I have a pretty basic question: In GAE, if I use memcache to store some data once it was retrieved for the first time from the db, if then that data remains in the cache for like 2 days, do ALL instances of said application get to "see" it and retrieve it from cache? Or is the cache separate for each application instance?
I'm asking this because I've seen that due to the way that GAE spawns separate VM processes (not threads) for each new instance an application needs, stuff that used to be consistent across all instances (in the thread model) is now fragmented per instance (process): like the servelet application context which is NOT propagated across all instances of the same application.

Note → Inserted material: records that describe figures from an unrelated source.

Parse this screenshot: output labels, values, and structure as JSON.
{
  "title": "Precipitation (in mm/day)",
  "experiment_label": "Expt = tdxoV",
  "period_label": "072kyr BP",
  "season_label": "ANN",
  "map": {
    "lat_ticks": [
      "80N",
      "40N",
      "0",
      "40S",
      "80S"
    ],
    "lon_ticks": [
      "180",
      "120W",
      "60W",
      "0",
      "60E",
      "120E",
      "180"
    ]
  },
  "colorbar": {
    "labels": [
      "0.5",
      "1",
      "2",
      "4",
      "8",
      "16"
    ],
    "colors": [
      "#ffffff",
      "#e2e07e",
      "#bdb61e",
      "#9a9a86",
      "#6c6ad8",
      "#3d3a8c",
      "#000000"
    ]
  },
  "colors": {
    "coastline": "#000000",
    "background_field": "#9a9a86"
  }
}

So, again, is memcache consisten across multiple instances of the same application, or does it create per instance/process sets of cached data?
It's consistent; GAE memcache runs as a service separate from your instances.

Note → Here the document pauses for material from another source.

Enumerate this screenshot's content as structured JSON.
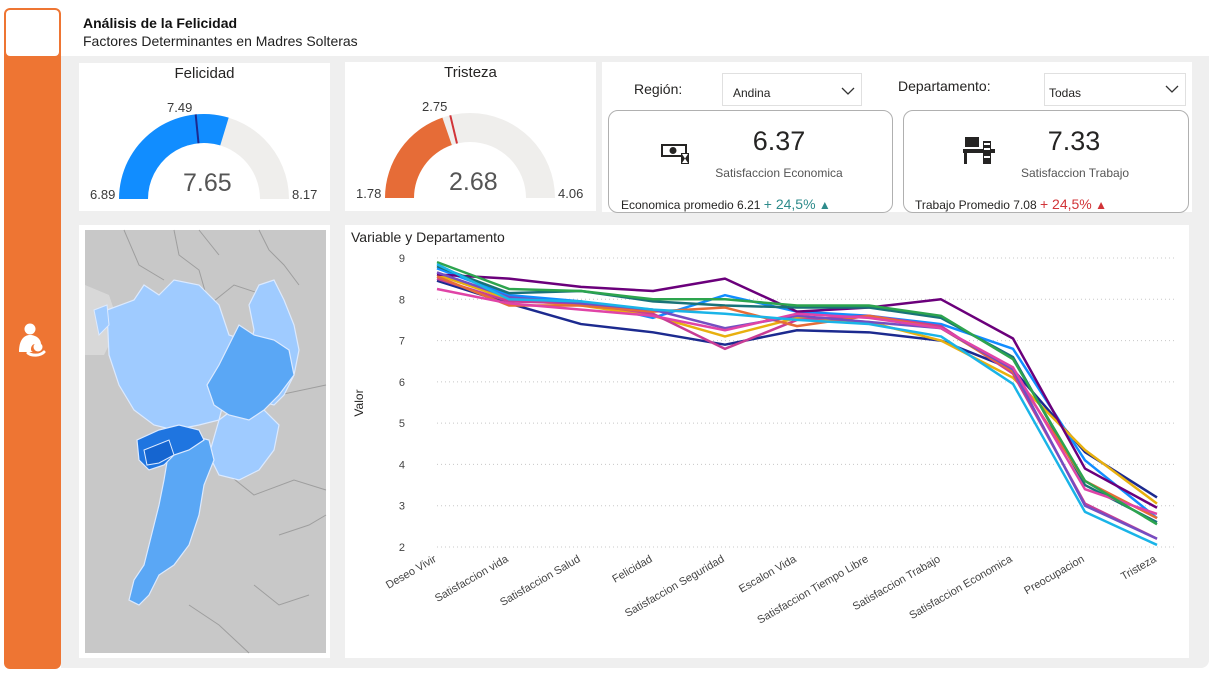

I am curious as to how caching works in Google App Engine or any cloud based application. Since there is no guarantee that requests are sent to same sever, does that mean that if data is cached on 1st request on Server A, then on 2nd requests which is processed by Server B, it will not be able to access the cache?

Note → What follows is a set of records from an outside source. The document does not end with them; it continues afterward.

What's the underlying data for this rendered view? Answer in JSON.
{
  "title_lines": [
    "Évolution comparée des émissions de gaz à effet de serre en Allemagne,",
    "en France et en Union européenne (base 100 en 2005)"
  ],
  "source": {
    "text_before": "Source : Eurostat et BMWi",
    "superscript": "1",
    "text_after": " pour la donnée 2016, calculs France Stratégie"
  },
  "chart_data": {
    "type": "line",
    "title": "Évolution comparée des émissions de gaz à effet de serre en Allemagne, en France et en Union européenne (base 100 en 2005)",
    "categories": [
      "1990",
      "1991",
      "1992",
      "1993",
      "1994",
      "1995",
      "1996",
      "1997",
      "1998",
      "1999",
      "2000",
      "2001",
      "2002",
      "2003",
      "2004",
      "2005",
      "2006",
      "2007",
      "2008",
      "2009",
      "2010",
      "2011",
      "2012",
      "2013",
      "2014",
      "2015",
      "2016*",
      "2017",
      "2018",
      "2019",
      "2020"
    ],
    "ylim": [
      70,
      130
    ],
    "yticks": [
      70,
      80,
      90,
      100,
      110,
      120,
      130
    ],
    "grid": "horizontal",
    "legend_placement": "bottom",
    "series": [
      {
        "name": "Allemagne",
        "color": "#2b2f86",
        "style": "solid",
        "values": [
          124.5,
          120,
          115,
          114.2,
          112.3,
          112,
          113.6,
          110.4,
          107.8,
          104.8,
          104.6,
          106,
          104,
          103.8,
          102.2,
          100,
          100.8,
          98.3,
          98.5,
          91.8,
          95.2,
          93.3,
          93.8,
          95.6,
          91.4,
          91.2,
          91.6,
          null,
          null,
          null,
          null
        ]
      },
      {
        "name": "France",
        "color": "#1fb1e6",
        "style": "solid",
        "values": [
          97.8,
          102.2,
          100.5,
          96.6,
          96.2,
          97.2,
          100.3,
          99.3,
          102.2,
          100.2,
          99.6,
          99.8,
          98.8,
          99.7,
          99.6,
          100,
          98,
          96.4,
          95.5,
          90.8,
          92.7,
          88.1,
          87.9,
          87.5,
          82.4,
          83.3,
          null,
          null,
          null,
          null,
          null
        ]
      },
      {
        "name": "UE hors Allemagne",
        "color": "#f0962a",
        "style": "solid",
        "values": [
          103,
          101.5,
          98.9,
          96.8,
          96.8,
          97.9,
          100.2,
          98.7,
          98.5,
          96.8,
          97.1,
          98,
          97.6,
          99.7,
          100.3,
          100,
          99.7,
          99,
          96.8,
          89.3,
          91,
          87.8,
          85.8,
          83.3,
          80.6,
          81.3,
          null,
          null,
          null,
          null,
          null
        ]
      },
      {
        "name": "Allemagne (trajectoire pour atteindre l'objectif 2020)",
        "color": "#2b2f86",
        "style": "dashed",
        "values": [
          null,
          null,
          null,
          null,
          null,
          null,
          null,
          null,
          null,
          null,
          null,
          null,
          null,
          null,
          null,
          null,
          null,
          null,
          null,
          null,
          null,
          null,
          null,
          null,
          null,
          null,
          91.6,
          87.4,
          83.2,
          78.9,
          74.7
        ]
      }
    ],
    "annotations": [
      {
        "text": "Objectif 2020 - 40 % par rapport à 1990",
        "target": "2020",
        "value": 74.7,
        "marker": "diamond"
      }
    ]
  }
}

If thats the case (cache only local to server), won't it be unlikely (depending on number of users) that a request uses the cache? eg. Google probably has thousands of servers
With App Engine you cache using memcached. This means that a cache server will hold the data in memory (rather than each application server). The application servers (for a given application) all talk the same cache server (conceptually, there could be sharding or replication going on under the hoods).
In-memory caching on the application server itself will potentially not be very effective, because there is more than one of those (although for your given application there are only a few instances active, it is not spread out over all of Google's servers), and also because Google is free to shut them down all the time (which is a real problem for Java apps that take some time to boot up again, so now you can pay to keep idle instances alive).
In addition to these performance/effectiveness issues, in-memory caching on the application server could lead to consistency problems (every refresh shows different data when the caches are not in sync).
Depends on the type of caching you want to achieve.
Caching on the application server itself can be interesting if you have complex in-memory object structure that takes time to rebuild from data loaded from the database. In that specific case, you may want to cache the result of the computation. It will be faster to use a local cache than a shared memcache to load if the structure is large.
If having consistent value between in-memory and the database is paramount, you can do some checksum/timestamp check with a stored value on the datastore, every time you use the cached value. Storing checksum/timestamp on a small object or in a global cache will fasten the process.
One big issue using global memcache is ensuring proper synchronization on "refilling" it, when a value is not yet present or has been flushed. If you have multiple servers doing the check at the exact same time and refilling value in cache, you may end-up having several distinct servers doing the refill at the same time. If the operation is idem-potent, this is not a problem; if not, a potential and very hard to trace bug.